Past in Perspective

The Americans have no idea how to make these institutions into operating international concerns, . . . and in almost every direction their ideas are bad. Yet they plainly intend to force their own conceptions on the rest of us. The result is that the institutions look like becoming American concerns, run by gigantic American staffs, with the rest of us very much on the side-lines.”

–John Maynard Keynes – 1883-1946.

 

The International Monetary Fund (IMF) and World Bank (WB) were founded in 1945 as the financial arms of the United Nations. In order to capitalise on the bipolar power-structure that had established itself after the Second World War, the proposition of a new economic order was led by Britain and the US. John Keynes, who headed the British delegation at the Bretton Woods Conference where the idea of these two institutions was finalised, despite agreeing with the formulation, held some reservations regarding the potential for US domination. Almost after seventy subsequent years, Keynes’ concerns stand as relevant as ever.
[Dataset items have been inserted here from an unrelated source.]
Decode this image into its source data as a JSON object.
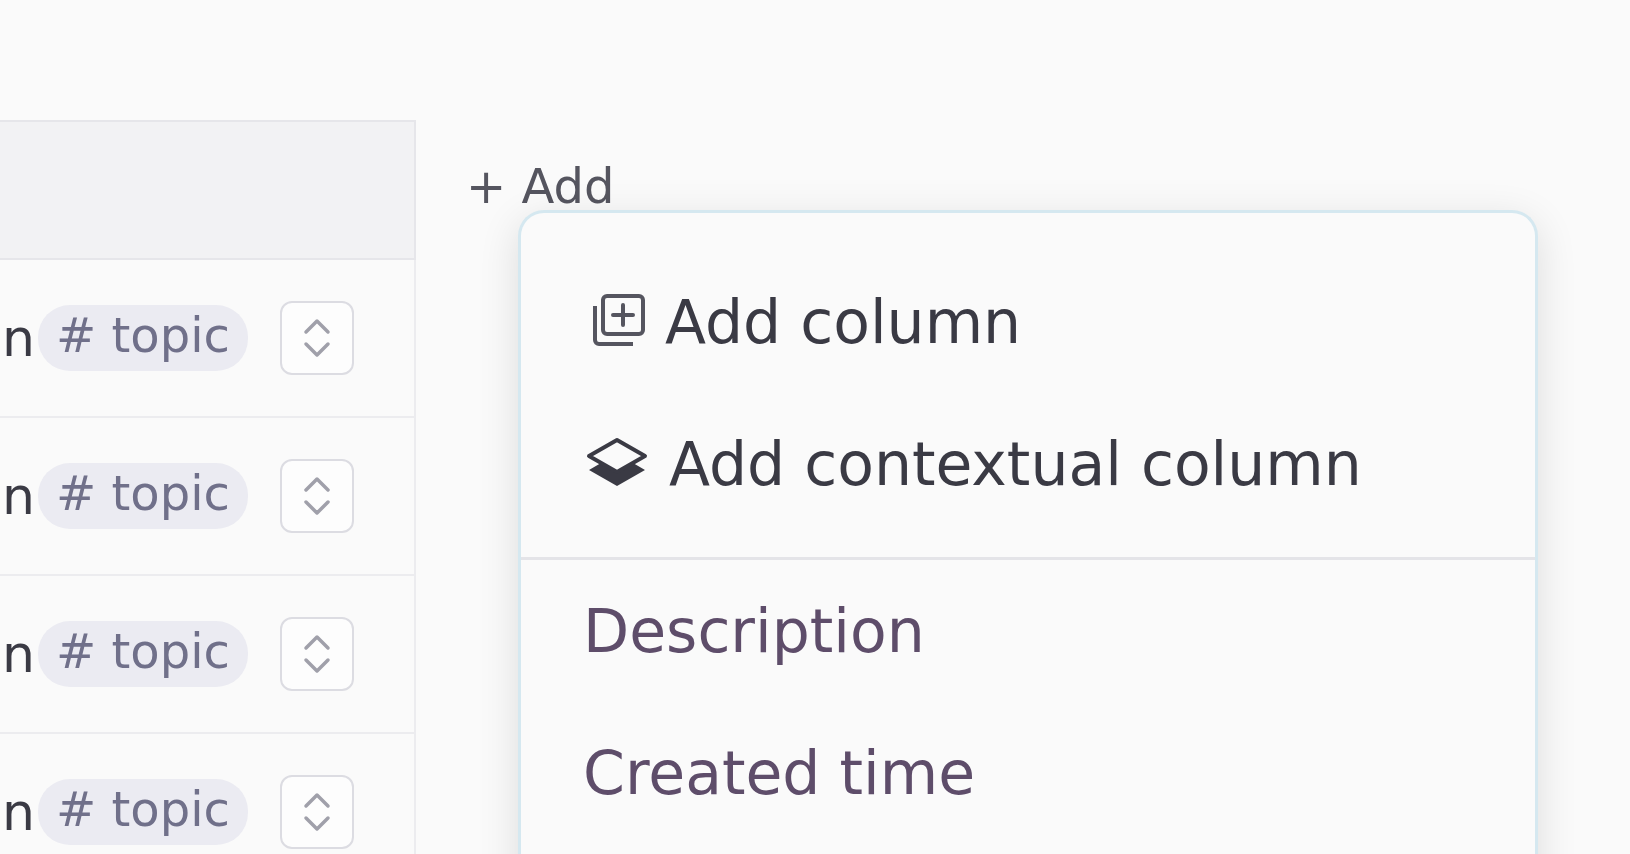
{
  "table": {
    "rows": [
      {
        "cell_1": "n",
        "tag": "# topic"
      },
      {
        "cell_1": "n",
        "tag": "# topic"
      },
      {
        "cell_1": "n",
        "tag": "# topic"
      },
      {
        "cell_1": "n",
        "tag": "# topic"
      }
    ]
  },
  "add_button": {
    "label": "+ Add"
  },
  "add_menu": {
    "items": [
      {
        "kind": "column-action",
        "label": "Add column"
      },
      {
        "kind": "context-action",
        "label": "Add contextual column"
      },
      {
        "kind": "divider"
      },
      {
        "kind": "property",
        "label": "Description"
      },
      {
        "kind": "property",
        "label": "Created time"
      }
    ]
  }
}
The IMF has evolved into an institution that is soaked in western influence, with the US controlling seventeen percent of the voting power. The institution, not constrained by any sort of checks and balances, is openly criticised for inducing debt-cycles in third-world countries while imposing conditions that subdue human development. Pakistan, with its external debt of 72.9 billion dollars, is one of the victims of this intangible imperialism.